Though he’s worried about the spread of the virus, Fidele said it’s nice to see people outside again, and to have more interaction with neighbors and members of the community who, like him, have been shut inside for months now. “We’re a mixed block in terms of race and lifestyle,” he said. “But we live like a family on this block.”
Jacobs said that the interactions neighbors have with each other on the city’s stoops and sidewalks is how communities build trust, especially “when the chips are down.” “Most of it is ostensibly trivial but the sum is not trivial at all,” she wrote in Death and Life. “The sum of such casual, public contact at a local level… is a feeling for the public identity of people, a web of public respect and trust, and a resource in time of personal or neighborhood need.”

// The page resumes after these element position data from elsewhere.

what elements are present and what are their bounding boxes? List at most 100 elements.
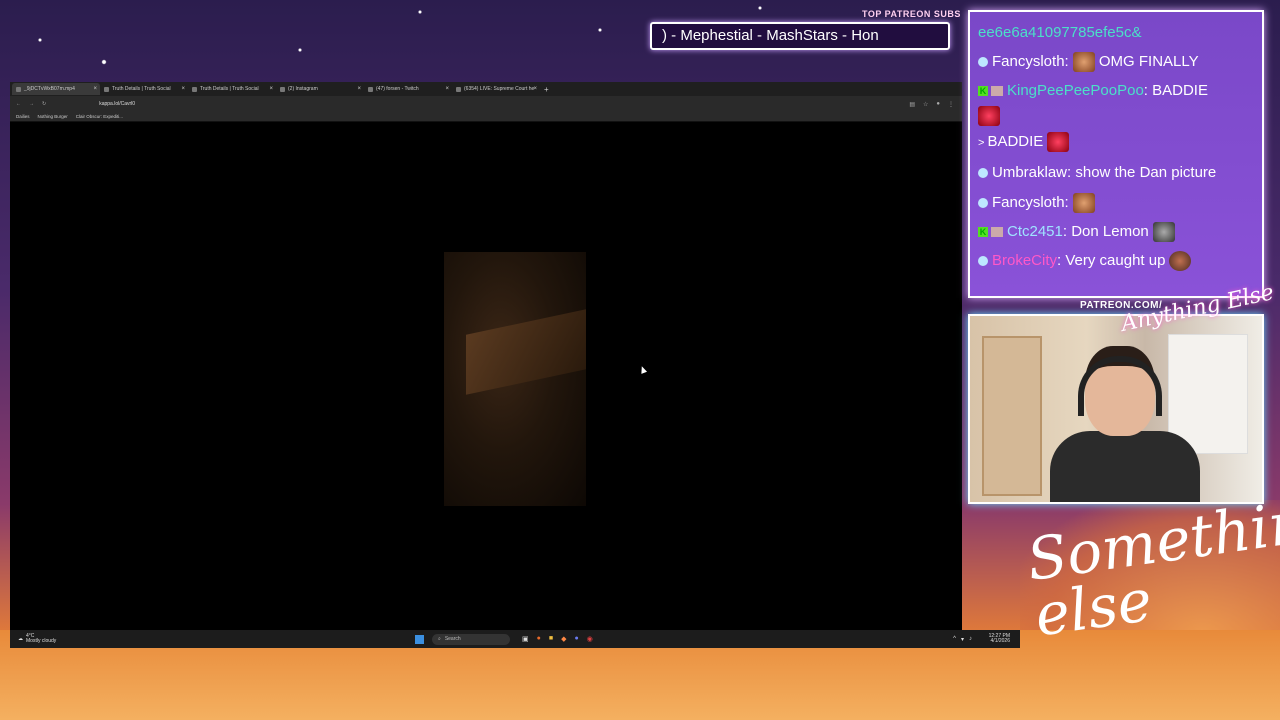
bookmark-dailies[interactable]: Dailies (16, 114, 30, 119)
back-icon[interactable]: ← (16, 101, 21, 107)
emote-icon (1072, 52, 1095, 73)
tab-instagram[interactable]: (2) Instagram × (276, 83, 364, 95)
chat-username: BrokeCity (992, 252, 1058, 269)
tab-video[interactable]: _9jDCTvWxB07m.mp4 × (12, 83, 100, 95)
taskbar: ☁ 4°C Mostly cloudy ⌕ Search ▣ ● ■ ◆ ● ◉… (10, 630, 1020, 648)
chevron-up-icon[interactable]: ^ (953, 636, 956, 643)
close-icon[interactable]: × (445, 86, 449, 92)
tab-label: (6354) LIVE: Supreme Court he (464, 86, 535, 92)
close-icon[interactable]: × (269, 86, 273, 92)
new-tab-button[interactable]: + (544, 85, 549, 94)
webcam-feed (968, 314, 1264, 504)
emote-icon (1072, 193, 1095, 214)
address-bar: ← → ↻ kappa.lol/Cavrl0 ▤ ☆ ● ⋮ (10, 96, 962, 112)
network-icon[interactable]: ▾ (961, 636, 964, 643)
url-field[interactable]: kappa.lol/Cavrl0 (99, 101, 135, 107)
tab-favicon-icon (280, 86, 285, 92)
browser-app-icon[interactable]: ● (537, 635, 541, 643)
pinned-apps: ▣ ● ■ ◆ ● ◉ (522, 635, 593, 643)
taskbar-search[interactable]: ⌕ Search (432, 633, 510, 645)
tab-label: Truth Details | Truth Social (200, 86, 259, 92)
tab-truth-social-2[interactable]: Truth Details | Truth Social × (188, 83, 276, 95)
tab-bar: _9jDCTvWxB07m.mp4 × Truth Details | Truth… (10, 82, 962, 96)
streamer-torso (1050, 431, 1200, 502)
chat-username: KingPeePeePooPoo (1007, 82, 1144, 99)
tab-label: Truth Details | Truth Social (112, 86, 171, 92)
chat-message (978, 105, 1254, 127)
reload-icon[interactable]: ↻ (42, 101, 46, 107)
tab-youtube[interactable]: (6354) LIVE: Supreme Court he × (452, 83, 540, 95)
chat-message: BrokeCity: Very caught up (978, 246, 1254, 275)
stream-chat: ee6e6a41097785efe5c& Fancysloth: OMG FIN… (968, 10, 1264, 298)
tab-twitch[interactable]: (47) forsen - Twitch × (364, 83, 452, 95)
sub-badge-icon (991, 86, 1003, 97)
clock-date: 4/1/2026 (990, 638, 1010, 644)
bookmark-star-icon[interactable]: ☆ (923, 101, 928, 108)
tab-favicon-icon (192, 86, 197, 92)
tab-favicon-icon (368, 86, 373, 92)
folder-icon[interactable]: ■ (549, 635, 553, 643)
system-tray: ^ ▾ ♪ (953, 636, 972, 643)
task-view-icon[interactable]: ▣ (522, 635, 529, 643)
bookmarks-bar: Dailies Nothing Burger Clair Obscur: Exp… (10, 112, 962, 122)
close-icon[interactable]: × (181, 86, 185, 92)
cloud-icon: ☁ (18, 635, 23, 642)
page-viewport (10, 122, 962, 630)
extensions-icon[interactable]: ⋮ (948, 101, 954, 108)
chat-bubble-icon (978, 168, 988, 179)
search-icon: ⌕ (438, 636, 441, 642)
discord-icon[interactable]: ● (574, 635, 578, 643)
sub-badge-icon (991, 227, 1003, 238)
chat-username: ee6e6a41097785efe5c& (978, 24, 1142, 41)
mouse-cursor-icon (638, 365, 648, 374)
chat-message: Umbraklaw: show the Dan picture (978, 161, 1254, 185)
toolbar-actions: ▤ ☆ ● ⋮ (909, 101, 954, 108)
chat-text: BADDIE (1152, 82, 1208, 99)
tab-favicon-icon (104, 86, 109, 92)
chat-message: Fancysloth: OMG FINALLY (978, 47, 1254, 76)
tab-truth-social-1[interactable]: Truth Details | Truth Social × (100, 83, 188, 95)
chat-bubble-icon (978, 57, 988, 68)
chat-text: OMG FINALLY (1098, 53, 1199, 70)
bookmark-clair-obscur[interactable]: Clair Obscur: Expediti... (76, 114, 123, 119)
streamer (1040, 346, 1200, 502)
weather-widget[interactable]: ☁ 4°C Mostly cloudy (18, 634, 56, 644)
chat-text: Very caught up (1065, 252, 1166, 269)
reply-arrow-icon: > (978, 137, 985, 149)
emote-icon (1152, 222, 1175, 243)
bookmark-nothing-burger[interactable]: Nothing Burger (38, 114, 68, 119)
emote-icon (1047, 132, 1070, 153)
chat-message: ee6e6a41097785efe5c& (978, 18, 1254, 47)
patreon-subs-title: TOP PATREON SUBS (862, 9, 961, 19)
kick-badge-icon: K (978, 227, 988, 238)
chat-text: show the Dan picture (1075, 164, 1217, 181)
emote-icon (1169, 251, 1192, 272)
profile-icon[interactable]: ● (936, 101, 940, 108)
chat-text: Don Lemon (1071, 223, 1149, 240)
search-placeholder: Search (444, 636, 461, 642)
forward-icon[interactable]: → (29, 101, 34, 107)
obs-icon[interactable]: ◉ (587, 635, 593, 643)
chat-username: Fancysloth (992, 194, 1065, 211)
patreon-ticker: ) - Mephestial - MashStars - Hon (650, 22, 950, 50)
emote-icon (978, 106, 1000, 127)
video-player[interactable] (444, 252, 586, 506)
clock[interactable]: 12:27 PM 4/1/2026 (989, 634, 1010, 644)
chat-message: Fancysloth: (978, 188, 1254, 217)
chat-username: Umbraklaw (992, 164, 1068, 181)
close-icon[interactable]: × (93, 86, 97, 92)
chat-username: Ctc2451 (1007, 223, 1063, 240)
store-app-icon[interactable]: ◆ (561, 635, 566, 643)
chat-bubble-icon (978, 198, 988, 209)
close-icon[interactable]: × (533, 86, 537, 92)
tab-label: _9jDCTvWxB07m.mp4 (24, 86, 75, 92)
close-icon[interactable]: × (357, 86, 361, 92)
tab-favicon-icon (456, 86, 461, 92)
volume-icon[interactable]: ♪ (969, 636, 972, 643)
chat-message: K Ctc2451: Don Lemon (978, 217, 1254, 246)
reader-icon[interactable]: ▤ (909, 101, 915, 108)
tab-label: (47) forsen - Twitch (376, 86, 419, 92)
windows-start-icon[interactable] (415, 634, 424, 644)
chat-bubble-icon (978, 256, 988, 267)
browser-window: _9jDCTvWxB07m.mp4 × Truth Details | Truth… (10, 82, 962, 630)
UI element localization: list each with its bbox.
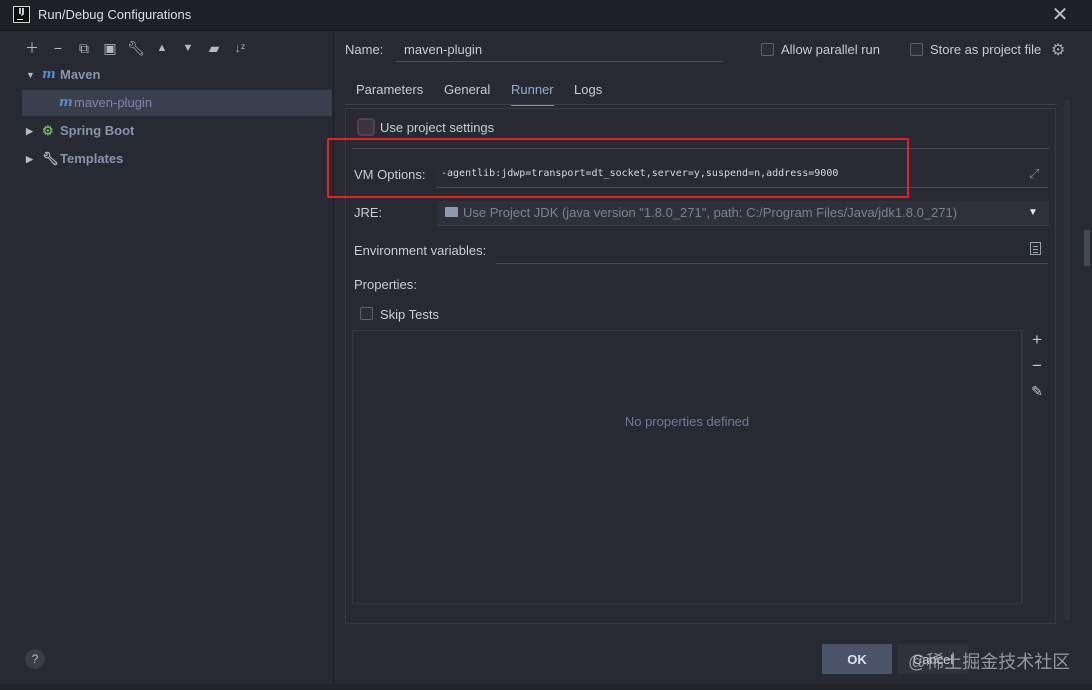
wrench-icon[interactable]: 🔧︎ xyxy=(126,38,146,58)
chevron-down-icon[interactable]: ▼ xyxy=(1028,207,1038,218)
document-icon[interactable] xyxy=(1030,242,1041,255)
skip-tests-label[interactable]: Skip Tests xyxy=(380,307,439,322)
expand-icon[interactable]: ⤢ xyxy=(1029,166,1039,182)
highlight-annotation-box xyxy=(327,138,909,198)
close-icon[interactable]: ✕ xyxy=(1048,3,1072,27)
chevron-right-icon[interactable]: ▶ xyxy=(26,118,33,144)
tree-item-label: Maven xyxy=(60,67,101,82)
tree-item-maven[interactable]: ▼ m Maven xyxy=(22,62,332,88)
name-input[interactable] xyxy=(396,38,723,62)
allow-parallel-run-label[interactable]: Allow parallel run xyxy=(781,42,880,57)
folder-icon xyxy=(445,207,458,217)
bottom-edge xyxy=(0,684,1092,690)
tree-item-label: maven-plugin xyxy=(74,95,153,110)
move-up-icon[interactable]: ▲ xyxy=(152,38,172,58)
use-project-settings-label[interactable]: Use project settings xyxy=(380,120,494,135)
panel-splitter[interactable] xyxy=(333,31,334,690)
jre-label: JRE: xyxy=(354,205,383,220)
store-as-project-file-checkbox[interactable] xyxy=(910,43,923,56)
properties-toolbar-divider xyxy=(1022,330,1023,604)
sort-icon[interactable]: ↓ᶻ xyxy=(230,38,250,58)
store-as-project-file-label[interactable]: Store as project file xyxy=(930,42,1041,57)
tab-logs[interactable]: Logs xyxy=(574,80,602,104)
tab-general[interactable]: General xyxy=(444,80,490,104)
wrench-icon: 🔧︎ xyxy=(42,151,59,166)
chevron-down-icon[interactable]: ▼ xyxy=(26,62,35,88)
gear-icon[interactable]: ⚙ xyxy=(1051,40,1065,60)
chevron-right-icon[interactable]: ▶ xyxy=(26,146,33,172)
jre-value[interactable]: Use Project JDK (java version "1.8.0_271… xyxy=(463,205,957,220)
tabs-divider xyxy=(345,104,1057,105)
maven-icon: m xyxy=(42,67,56,82)
tab-parameters[interactable]: Parameters xyxy=(356,80,423,104)
remove-icon[interactable]: − xyxy=(1028,357,1046,375)
remove-icon[interactable]: − xyxy=(48,38,68,58)
help-icon[interactable]: ? xyxy=(25,649,45,669)
save-icon[interactable]: ▣ xyxy=(100,38,120,58)
edit-icon[interactable]: ✎ xyxy=(1028,382,1046,400)
properties-table[interactable] xyxy=(352,330,1022,604)
spring-boot-icon: ⚙ xyxy=(42,123,54,138)
copy-icon[interactable]: ⧉ xyxy=(74,38,94,58)
scrollbar-track[interactable] xyxy=(1064,100,1070,620)
tree-item-templates[interactable]: ▶ 🔧︎ Templates xyxy=(22,146,332,172)
use-project-settings-checkbox[interactable] xyxy=(357,118,375,136)
tree-item-label: Spring Boot xyxy=(60,123,135,138)
folder-icon[interactable]: ▰ xyxy=(204,38,224,58)
add-icon[interactable]: ＋ xyxy=(22,38,42,58)
tree-item-label: Templates xyxy=(60,151,124,166)
scrollbar-thumb[interactable] xyxy=(1084,230,1090,266)
watermark-text: @稀土掘金技术社区 xyxy=(908,652,1071,672)
name-label: Name: xyxy=(345,42,384,57)
tab-runner[interactable]: Runner xyxy=(511,80,554,106)
app-icon-label: IJ xyxy=(18,7,25,16)
environment-variables-label: Environment variables: xyxy=(354,243,487,258)
maven-icon: m xyxy=(59,95,73,110)
properties-label: Properties: xyxy=(354,277,417,292)
intellij-app-icon: IJ xyxy=(13,6,30,23)
window-title: Run/Debug Configurations xyxy=(38,7,192,22)
allow-parallel-run-checkbox[interactable] xyxy=(761,43,774,56)
ok-button[interactable]: OK xyxy=(822,644,892,674)
tree-item-maven-plugin[interactable]: m maven-plugin xyxy=(22,90,332,116)
empty-state-text: No properties defined xyxy=(624,414,750,429)
tree-item-spring-boot[interactable]: ▶ ⚙ Spring Boot xyxy=(22,118,332,144)
environment-variables-input[interactable] xyxy=(496,240,1048,264)
skip-tests-checkbox[interactable] xyxy=(360,307,373,320)
add-icon[interactable]: + xyxy=(1028,331,1046,349)
move-down-icon[interactable]: ▼ xyxy=(178,38,198,58)
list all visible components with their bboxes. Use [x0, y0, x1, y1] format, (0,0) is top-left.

The stoop’s purpose now isn’t merely to facilitate the social lives New Yorkers have lost to the pandemic. It’s a place to reestablish fellow feeling, and to experience the sense of togetherness that has helped city dwellers make it through other uncertain times.
“It’s a really important thing to experience how the neighborhood works—to watch the life of the city go by,” Dolkart said. “That’s something you don’t experience if you’re always inside. It’s a part of urban life to want to be out there and see what’s going on.”